True to expectations, I had a great time in university! At long last, I felt free and unfettered. I was like Nelson Mandela - finally home after years of imprisonment. My university days were glorious ones. They spelled fatherless days that ran into one another, each offering me the fresh opportunity to be myself - my real self - unafraid and venturesome. I bloomed at university, excelling in the actualisation of the educated, cultivated woman that was me and finding the love of a man who went to become my husband.
As fate would have it, I never was to live at home ever again. Though went back to my hometown for brief periods of time, a page had turned in my life and there was no turning it back. And, each time I stepped into my father's house, I was the inevetable erosion of power he had over us. Though he tried at times to be his old, masterful self, it didn't work up a froth anymore nor did it create ripples of yesteryears. We were all grown women now. Women he was coming to grudgingly respects as individuals with minds and wills of their own making. Educated women, making strides into their careers in a way that left him standing at the sidelines, yet growing with pride.
With the wisdom and ability to forgive that come with age, I look back at my father and no longer see the fierce man I resented so much for ruling the first 19 years of my life with such iron hand.
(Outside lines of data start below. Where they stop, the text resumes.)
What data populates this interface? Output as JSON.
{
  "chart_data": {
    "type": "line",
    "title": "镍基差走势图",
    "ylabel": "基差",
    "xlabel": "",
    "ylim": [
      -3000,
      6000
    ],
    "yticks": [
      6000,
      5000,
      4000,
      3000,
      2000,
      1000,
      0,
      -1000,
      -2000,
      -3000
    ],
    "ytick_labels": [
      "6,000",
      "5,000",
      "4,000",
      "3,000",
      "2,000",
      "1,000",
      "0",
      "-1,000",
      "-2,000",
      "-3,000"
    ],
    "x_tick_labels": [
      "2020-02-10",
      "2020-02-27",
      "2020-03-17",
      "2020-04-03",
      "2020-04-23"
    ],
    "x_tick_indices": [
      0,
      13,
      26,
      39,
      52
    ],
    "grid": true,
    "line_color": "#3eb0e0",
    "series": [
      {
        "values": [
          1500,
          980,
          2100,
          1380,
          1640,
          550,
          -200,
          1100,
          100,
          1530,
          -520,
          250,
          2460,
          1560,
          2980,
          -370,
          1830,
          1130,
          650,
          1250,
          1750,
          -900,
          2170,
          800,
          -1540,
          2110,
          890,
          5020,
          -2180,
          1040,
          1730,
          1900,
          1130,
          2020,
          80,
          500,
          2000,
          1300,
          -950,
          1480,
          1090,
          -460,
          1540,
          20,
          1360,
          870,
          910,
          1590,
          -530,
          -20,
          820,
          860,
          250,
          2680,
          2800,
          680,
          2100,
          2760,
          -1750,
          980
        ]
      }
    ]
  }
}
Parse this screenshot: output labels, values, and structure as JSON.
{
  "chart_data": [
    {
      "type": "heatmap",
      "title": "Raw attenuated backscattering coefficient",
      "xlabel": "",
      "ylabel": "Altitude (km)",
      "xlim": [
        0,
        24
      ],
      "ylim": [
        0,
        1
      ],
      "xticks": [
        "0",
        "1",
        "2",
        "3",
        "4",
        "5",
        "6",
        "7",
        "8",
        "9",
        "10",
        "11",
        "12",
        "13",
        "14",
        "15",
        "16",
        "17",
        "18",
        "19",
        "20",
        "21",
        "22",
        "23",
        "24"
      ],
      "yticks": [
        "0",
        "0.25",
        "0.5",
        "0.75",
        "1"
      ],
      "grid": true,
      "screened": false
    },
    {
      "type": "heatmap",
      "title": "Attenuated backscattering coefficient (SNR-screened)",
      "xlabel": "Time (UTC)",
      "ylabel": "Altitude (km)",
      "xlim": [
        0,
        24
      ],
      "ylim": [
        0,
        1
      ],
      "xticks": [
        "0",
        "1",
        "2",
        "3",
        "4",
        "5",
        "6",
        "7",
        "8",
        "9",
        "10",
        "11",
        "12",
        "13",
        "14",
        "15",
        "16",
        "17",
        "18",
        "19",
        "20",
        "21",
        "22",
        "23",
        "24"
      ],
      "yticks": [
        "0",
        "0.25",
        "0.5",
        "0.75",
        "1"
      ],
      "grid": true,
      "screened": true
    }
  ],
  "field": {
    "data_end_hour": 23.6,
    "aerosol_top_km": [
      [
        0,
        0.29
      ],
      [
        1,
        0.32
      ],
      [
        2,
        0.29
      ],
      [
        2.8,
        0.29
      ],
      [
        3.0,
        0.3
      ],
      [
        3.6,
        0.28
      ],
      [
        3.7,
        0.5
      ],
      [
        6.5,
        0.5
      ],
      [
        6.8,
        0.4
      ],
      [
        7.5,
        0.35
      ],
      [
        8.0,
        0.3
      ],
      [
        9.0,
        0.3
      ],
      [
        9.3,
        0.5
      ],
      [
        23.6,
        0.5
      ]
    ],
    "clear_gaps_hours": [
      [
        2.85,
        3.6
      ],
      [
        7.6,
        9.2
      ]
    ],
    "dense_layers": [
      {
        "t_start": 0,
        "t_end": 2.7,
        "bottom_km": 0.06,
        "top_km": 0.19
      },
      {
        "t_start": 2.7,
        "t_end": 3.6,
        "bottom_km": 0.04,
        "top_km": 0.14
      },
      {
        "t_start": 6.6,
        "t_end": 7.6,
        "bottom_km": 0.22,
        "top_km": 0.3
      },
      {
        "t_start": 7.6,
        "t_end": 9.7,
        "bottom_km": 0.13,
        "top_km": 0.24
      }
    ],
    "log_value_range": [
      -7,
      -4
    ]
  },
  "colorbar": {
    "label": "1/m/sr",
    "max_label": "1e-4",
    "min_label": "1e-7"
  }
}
I see instead a man who, despite his traditional upbringing in a village in India, knew the worth of educating daughters. Given how easily a young girl can be led astray, I see niw why he believed that his heavy-handed will was what was needed to keep his girls focused, not only on the power of education and knowledge, but on value of housework, God's word, and disciplined spirit.
Funny thing though, I can't help noticing now that whenever a new door opens in my life, it is still tha shades of my father in me that dictate my approach to it. I have my father's intelligence, his affirmative attitude, his self-discipline, his preservering spirit, his attention to detail, his devotion to duty and his unflinching self-belief. The only thing I do differently is I temper my firmness with kindness. Perhaps that was a risk my father was not prepared to take. He did what he believed was the right thing to do and that is part of the reason why we are where we are today.
To an indomitable man like him, who will never read this article unless someone explains it to him, I wish to make it known that fathers like him only get real accolades much later in life - after children grow up and reflect on the truths they could not see when they were young. To him and all the other fathers who want only best for their children, Happy Father's Day.